HDFs configuration:
Configuration parameters in the client can override parameters on the server side.
Example: Number of copies, size of dice
HDFs file Storage:
The server stores the actual size of the block, but it is not suitable for storing small files, and small files consume Namenode metadata space.
For the optimization of small file data, it can be merged and uploaded before uploading.
Example: compression, text file merging
HDFs extension:
The traditional way of distributed tasks:
Task resource distribution jar configuration file ... Allocation of hardware Resources
The task sets the run environment on each task node and initiates execution
Monitor each phase of task execution status
Task failed, retry
Intermediate result scheduling, summary
Hadoop for distributed abstraction
Yarn: Resource Scheduler, responsible for hardware resource scheduling, task assignment, environment configuration, start-up tasks.
MAPREDCE: Distributed computing framework, monitoring task execution, failure retry, intermediate result scheduling.
Spark, Storm: real-time computing
Mapreduce
- Mapper:
Read one row of data at a time
Output a set of KeyValue
Mapper number equals block number
- Shuffle:
Merging data
- Reduce:
Business logic Processing
Hadoop serialization mechanism:
- The current serialization mechanism in Hadoop is writable and will be replaced with Avro in subsequent versions
MapReduce Task Submission Method
- Jar package, Hadoop jar Wordcount.jar Count
Mr will be submitted to the cluster, which is the way the cluster runs
- Local mode
Run the main method directly in eclipse
- Eclipse Hadoop Plug-in
MapReduce Task Execution Process
- Runjar: Client
- ResourceManager: Resource Manager, Boss
- NodeManager: Executing Task Manager
- Mrappmaste: Task start, monitoring, failed retry
- Yarnchild:mapper and Reducer
- Runjar submit a job to the ResourceManager application
- ResourceManager returns the path of Jobid and a job submission (hdfs://)

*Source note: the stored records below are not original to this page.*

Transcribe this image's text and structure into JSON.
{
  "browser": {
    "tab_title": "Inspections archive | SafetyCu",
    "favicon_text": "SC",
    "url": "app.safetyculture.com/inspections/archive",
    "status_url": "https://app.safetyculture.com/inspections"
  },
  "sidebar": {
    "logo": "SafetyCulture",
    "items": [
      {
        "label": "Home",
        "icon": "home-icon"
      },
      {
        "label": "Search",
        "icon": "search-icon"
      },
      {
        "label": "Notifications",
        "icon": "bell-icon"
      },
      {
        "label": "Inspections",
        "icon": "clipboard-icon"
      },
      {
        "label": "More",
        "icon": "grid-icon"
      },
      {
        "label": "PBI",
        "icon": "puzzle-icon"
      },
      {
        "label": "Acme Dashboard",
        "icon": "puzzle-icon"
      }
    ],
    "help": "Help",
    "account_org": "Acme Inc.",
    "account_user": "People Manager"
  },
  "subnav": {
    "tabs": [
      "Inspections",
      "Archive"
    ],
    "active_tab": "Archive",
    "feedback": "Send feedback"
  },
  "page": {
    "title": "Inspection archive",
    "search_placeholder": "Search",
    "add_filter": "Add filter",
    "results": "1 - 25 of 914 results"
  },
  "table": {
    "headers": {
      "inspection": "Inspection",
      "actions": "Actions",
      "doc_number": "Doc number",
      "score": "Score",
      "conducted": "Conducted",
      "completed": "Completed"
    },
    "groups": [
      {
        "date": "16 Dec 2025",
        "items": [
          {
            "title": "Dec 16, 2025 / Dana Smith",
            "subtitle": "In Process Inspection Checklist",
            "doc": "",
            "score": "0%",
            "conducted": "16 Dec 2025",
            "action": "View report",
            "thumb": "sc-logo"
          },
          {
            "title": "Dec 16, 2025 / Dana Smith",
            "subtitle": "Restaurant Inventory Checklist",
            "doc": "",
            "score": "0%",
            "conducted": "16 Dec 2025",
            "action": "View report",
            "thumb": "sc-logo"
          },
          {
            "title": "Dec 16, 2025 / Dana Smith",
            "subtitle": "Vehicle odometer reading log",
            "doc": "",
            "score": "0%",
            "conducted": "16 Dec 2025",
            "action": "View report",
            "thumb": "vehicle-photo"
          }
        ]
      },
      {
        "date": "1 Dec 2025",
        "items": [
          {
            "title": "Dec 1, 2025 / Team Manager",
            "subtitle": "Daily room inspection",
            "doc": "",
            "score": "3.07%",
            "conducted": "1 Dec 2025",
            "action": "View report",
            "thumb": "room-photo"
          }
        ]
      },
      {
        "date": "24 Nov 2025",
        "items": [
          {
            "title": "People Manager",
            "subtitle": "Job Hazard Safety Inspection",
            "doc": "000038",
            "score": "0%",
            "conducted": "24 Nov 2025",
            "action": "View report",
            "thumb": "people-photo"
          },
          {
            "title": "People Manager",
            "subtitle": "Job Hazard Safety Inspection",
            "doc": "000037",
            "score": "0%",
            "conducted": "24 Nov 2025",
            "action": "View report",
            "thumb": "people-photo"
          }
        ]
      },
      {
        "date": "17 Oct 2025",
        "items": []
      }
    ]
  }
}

- Runjar file (Jar, config Job.xml,split.xml) submitted to the job task to HDFs
- Runjar escalated to ResourceManager task has been submitted for completion
- ResourceManager assigning resources and writing task tasks to the task queue
- NodeManager take the initiative to ResourceManager to collect the task
- NodeManager start Mrappmaster in a container
- Mrappmaster Register to ResourceManager
- ResourceManager returning resource information to Mrappmaster
- Mrappmaster Start Mapper (Mapper reducer detailed process ... )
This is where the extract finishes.